The primary advantages of LS relative to conventional laparotomy include its minimal invasiveness and better cosmetic outcomes due to the small trocar incisions made in the abdominal wall20
. We found that patients can benefit similarly from LS via both approaches, as shown by postoperative recovery, including the resumption of off-bed activities, bowel movement and oral intake. The primary disadvantages of LS compared with open splenectomy include longer operation time and higher bleeding risk21
. However, our results demonstrate that the posterolateral approach significantly shortens the LS operation time and reduces the volume of intraoperative blood loss compared with the anterior approach. The lower frequency of laparoscopically uncontrollable bleeding reduces conversion to an open procedure. We observed a very low conversion rate, comparable in patients who underwent LS via the anterior and posterolateral approaches. However, conversion in the three patients was mainly due to extensive perisplenic adhesions rather than bleeding. The reduction in intraoperative blood loss also minimizes the requirement for blood transfusions, although none of our patients who underwent LS via either approach require a transfusion. This benefit is more clinically significant for patients with surgical spleen disorders as they, especially those with complicating coagulopathy, such as ITP, are more prone to surgical bleeding and transfusion-associated adverse effects.

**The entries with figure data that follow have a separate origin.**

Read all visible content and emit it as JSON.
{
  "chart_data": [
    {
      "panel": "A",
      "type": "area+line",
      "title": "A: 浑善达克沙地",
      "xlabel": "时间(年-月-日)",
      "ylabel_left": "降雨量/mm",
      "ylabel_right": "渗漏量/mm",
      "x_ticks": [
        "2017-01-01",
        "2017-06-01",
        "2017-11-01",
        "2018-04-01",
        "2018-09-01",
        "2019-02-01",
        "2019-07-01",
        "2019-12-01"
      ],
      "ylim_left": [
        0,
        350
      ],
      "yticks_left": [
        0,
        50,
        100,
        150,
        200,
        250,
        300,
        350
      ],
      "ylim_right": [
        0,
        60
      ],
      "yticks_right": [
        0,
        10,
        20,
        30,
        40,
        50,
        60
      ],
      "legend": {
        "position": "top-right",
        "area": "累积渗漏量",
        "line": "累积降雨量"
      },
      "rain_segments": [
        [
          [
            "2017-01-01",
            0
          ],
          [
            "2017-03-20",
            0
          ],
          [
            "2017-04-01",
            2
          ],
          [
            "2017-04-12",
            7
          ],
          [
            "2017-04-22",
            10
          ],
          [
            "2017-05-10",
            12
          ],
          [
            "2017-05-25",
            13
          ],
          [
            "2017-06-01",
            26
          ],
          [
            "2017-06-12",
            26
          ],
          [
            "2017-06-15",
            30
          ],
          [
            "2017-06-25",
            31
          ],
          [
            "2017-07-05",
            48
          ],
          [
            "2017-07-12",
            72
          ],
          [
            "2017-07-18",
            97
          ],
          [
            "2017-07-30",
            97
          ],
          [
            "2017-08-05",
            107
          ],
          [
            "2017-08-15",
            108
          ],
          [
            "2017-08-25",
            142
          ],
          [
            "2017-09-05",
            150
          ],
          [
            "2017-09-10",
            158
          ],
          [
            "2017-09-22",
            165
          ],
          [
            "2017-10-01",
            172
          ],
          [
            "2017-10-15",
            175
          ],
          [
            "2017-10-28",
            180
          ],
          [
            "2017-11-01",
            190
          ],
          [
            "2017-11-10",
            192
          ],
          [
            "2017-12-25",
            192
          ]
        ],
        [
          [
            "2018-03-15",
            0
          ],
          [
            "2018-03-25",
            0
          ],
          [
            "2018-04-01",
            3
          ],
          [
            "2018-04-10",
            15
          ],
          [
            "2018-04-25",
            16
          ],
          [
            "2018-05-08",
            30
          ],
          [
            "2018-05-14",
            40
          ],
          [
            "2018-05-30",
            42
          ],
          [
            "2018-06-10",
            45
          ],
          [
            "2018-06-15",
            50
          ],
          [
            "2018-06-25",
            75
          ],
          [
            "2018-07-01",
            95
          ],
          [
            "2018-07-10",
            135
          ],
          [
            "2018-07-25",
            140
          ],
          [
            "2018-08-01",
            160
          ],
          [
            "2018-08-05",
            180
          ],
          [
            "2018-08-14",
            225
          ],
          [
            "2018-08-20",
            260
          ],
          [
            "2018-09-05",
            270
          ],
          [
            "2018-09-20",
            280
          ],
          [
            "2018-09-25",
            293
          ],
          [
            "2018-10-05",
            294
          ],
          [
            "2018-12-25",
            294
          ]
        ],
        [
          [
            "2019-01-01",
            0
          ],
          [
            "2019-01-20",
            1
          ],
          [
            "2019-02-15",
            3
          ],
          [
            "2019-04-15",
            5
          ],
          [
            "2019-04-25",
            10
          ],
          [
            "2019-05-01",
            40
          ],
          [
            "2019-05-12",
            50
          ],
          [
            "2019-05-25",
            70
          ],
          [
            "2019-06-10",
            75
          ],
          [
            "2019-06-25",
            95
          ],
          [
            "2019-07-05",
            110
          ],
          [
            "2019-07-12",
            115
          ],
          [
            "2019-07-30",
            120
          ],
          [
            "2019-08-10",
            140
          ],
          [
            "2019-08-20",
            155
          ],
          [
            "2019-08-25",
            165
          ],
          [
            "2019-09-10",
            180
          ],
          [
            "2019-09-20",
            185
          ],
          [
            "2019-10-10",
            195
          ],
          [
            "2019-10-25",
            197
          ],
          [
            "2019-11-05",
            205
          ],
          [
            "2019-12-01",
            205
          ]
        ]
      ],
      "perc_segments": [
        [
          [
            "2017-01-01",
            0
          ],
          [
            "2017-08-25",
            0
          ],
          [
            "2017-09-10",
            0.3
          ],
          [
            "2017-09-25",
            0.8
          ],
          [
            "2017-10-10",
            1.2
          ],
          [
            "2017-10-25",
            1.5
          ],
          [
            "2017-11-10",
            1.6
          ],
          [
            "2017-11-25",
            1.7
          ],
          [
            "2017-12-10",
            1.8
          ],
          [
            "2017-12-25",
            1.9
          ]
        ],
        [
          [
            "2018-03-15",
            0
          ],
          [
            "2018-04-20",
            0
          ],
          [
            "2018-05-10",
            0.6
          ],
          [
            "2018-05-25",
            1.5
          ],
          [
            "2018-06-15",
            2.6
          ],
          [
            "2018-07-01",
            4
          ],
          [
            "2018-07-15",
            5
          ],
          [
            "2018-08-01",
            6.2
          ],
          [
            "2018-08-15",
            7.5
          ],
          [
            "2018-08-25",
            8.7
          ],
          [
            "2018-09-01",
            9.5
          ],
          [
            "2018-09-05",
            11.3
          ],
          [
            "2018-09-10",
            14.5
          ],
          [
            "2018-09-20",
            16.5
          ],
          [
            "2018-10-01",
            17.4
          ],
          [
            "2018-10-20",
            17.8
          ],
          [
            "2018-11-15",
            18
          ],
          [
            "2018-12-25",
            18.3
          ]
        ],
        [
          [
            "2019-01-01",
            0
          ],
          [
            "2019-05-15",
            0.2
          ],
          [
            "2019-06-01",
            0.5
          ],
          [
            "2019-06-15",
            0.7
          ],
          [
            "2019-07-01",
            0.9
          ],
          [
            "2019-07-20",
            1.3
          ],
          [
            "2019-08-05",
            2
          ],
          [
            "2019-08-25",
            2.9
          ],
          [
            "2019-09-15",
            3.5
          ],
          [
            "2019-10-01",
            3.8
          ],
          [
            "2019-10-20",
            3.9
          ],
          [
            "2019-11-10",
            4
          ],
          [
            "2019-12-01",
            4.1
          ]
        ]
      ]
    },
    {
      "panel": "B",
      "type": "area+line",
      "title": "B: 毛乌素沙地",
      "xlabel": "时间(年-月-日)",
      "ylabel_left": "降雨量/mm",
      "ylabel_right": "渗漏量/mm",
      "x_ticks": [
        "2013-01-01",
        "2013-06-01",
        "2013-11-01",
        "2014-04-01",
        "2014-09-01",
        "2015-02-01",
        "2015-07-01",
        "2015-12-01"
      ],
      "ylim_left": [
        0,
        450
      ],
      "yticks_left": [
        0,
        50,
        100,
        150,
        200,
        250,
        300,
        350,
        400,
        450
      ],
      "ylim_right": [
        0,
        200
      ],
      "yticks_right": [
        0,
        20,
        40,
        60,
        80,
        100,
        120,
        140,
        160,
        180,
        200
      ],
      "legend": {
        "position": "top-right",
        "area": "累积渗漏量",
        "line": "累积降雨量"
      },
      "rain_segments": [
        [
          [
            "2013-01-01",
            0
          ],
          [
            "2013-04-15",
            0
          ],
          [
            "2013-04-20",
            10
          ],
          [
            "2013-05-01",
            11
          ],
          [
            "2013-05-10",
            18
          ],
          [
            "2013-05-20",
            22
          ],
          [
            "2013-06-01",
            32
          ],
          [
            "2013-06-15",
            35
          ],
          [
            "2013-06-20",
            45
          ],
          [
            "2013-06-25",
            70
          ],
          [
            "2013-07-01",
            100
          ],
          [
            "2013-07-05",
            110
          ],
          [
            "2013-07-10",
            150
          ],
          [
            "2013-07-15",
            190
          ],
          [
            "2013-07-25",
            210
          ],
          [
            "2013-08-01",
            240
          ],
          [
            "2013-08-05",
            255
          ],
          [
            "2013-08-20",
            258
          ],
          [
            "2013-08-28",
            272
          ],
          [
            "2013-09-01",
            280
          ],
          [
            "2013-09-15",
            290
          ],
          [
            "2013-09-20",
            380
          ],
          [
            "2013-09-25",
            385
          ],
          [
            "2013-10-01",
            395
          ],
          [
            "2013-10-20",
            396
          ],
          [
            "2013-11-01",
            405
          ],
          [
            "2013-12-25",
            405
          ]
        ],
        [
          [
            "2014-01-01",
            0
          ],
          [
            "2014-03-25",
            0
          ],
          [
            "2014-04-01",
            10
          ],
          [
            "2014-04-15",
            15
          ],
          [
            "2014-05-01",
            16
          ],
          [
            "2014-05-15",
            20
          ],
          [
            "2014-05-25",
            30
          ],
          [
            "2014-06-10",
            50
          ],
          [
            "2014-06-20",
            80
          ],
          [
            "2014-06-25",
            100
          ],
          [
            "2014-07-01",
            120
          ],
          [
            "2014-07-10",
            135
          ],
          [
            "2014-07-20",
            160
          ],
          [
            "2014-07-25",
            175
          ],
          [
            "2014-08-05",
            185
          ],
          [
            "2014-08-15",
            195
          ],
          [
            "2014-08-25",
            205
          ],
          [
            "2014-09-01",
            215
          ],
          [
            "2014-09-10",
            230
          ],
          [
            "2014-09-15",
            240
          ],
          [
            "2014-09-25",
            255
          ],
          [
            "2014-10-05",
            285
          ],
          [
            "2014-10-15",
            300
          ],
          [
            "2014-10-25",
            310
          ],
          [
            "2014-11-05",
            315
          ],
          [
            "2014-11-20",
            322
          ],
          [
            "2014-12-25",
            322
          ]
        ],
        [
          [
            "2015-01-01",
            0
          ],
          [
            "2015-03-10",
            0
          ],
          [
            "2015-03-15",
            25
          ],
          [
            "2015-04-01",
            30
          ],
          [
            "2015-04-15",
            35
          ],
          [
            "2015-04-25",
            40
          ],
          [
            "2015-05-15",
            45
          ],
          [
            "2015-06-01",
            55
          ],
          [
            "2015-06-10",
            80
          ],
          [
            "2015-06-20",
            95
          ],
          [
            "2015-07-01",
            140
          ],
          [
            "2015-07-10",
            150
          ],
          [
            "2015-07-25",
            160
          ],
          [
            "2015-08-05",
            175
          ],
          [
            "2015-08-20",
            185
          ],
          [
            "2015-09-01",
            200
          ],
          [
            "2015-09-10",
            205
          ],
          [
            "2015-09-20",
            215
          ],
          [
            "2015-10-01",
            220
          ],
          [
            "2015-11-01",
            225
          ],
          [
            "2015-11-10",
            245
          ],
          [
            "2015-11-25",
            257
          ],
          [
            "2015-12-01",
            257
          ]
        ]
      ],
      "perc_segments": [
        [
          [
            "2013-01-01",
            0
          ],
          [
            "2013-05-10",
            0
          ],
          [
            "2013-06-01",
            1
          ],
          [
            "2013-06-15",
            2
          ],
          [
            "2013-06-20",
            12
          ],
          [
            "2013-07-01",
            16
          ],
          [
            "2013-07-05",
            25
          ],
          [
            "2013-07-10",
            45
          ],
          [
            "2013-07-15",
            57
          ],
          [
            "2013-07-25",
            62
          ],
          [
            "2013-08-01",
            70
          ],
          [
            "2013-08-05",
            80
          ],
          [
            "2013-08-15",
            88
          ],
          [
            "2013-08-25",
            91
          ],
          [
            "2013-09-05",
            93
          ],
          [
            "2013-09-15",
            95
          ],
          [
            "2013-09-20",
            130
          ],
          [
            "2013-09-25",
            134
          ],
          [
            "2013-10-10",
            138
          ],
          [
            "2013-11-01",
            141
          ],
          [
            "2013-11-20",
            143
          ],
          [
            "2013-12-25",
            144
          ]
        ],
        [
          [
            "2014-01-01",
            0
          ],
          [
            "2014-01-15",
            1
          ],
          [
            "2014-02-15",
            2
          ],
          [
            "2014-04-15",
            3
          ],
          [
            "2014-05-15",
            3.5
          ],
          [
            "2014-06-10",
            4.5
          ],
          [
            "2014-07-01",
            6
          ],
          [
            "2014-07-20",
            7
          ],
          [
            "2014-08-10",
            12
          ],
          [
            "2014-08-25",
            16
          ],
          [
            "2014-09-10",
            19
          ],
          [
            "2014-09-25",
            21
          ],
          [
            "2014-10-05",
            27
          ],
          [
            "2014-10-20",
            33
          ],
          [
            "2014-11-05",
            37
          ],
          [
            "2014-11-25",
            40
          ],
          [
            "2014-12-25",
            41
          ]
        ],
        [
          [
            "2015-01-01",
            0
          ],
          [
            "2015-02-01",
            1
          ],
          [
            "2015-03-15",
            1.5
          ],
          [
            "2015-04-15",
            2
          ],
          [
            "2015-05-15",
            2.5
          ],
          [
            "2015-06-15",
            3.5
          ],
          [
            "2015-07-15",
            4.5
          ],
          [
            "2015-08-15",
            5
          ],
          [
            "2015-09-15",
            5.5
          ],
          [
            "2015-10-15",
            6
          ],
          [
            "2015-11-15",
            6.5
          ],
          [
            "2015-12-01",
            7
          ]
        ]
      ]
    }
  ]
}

Iatrogenic pancreatic injury is another common procedural complication following splenectomy, resulting in a severe and even fatal outcome in some patients22
. The occurrence of pancreatic injury, such as pancreatic leakage, pancreatic bleeding, and pancreatitis, is frequently underestimated, as most patients with complicating pancreatic conditions are asymptomatic. Pancreatic injuries secondary to splenectomy occur mainly during the dissection of the pancreatic tail in proximity to splenic hilum. The rate of pancreatic injury is reported to be up to 16% in patients undergoing laparotomy, but only 1-2% in patients undergoing LS23
. The rate (3.4%) of pancreatic leakage in our patients who underwent LS via the anterior approach was similar to that of previous reports, whereas use of the modified posterolateral approach reduced the rate of pancreatic leakage to zero. Inappropriate disposition of the stapler transecting the pancreatic tail and the splenic hilum results in a very high risk of pancreatic leakage. The modified posterolateral approach offers a better visualization of the splenic hilum and facilitates the dissection of the pancreatic tail away from the hilum, thus minimizing the occurrence of pancreatic tail injury and leakage. The monitoring of amylase concentrations in serum and/or peritoneal fluid can be used to detect occult pancreatic leakage22
, although abdominal CT scan may identify nonspecific pancreatic tail swelling. Pancreatic leakage following LS is usually transient in duration and mild in severity, with most patients requiring symptomatic treatment alone. Persistent and patent peritoneal drainage is the most effective method of controlling pancreatic leakage, minimizing secondary peritonitis and peritoneal abscess24
. The five patients who experienced pancreatic leakage following LS via the anterior approach all responded well to peritoneal drainage, and resolved without significant sequelae. Minimization of pancreatic leakage was the primary contributor to the shorter hospital stay in the PLLS than in the ALS group.
This study had several limitations. The use of either the anterior or posterolateral approach was at the discretion of the surgeon, a non-randomized patient assignment that may have resulted in patient selection bias. In addition, this analysis was retrospective in design, and surgeons were not blinded to the LS approach, thus suggesting that our results may have been subject to observation and confounding biases. To date, however, no prospective randomized control study has compared the effectiveness and safety outcomes in patients undergoing LS via the lateral/posterolateral and anterior approaches.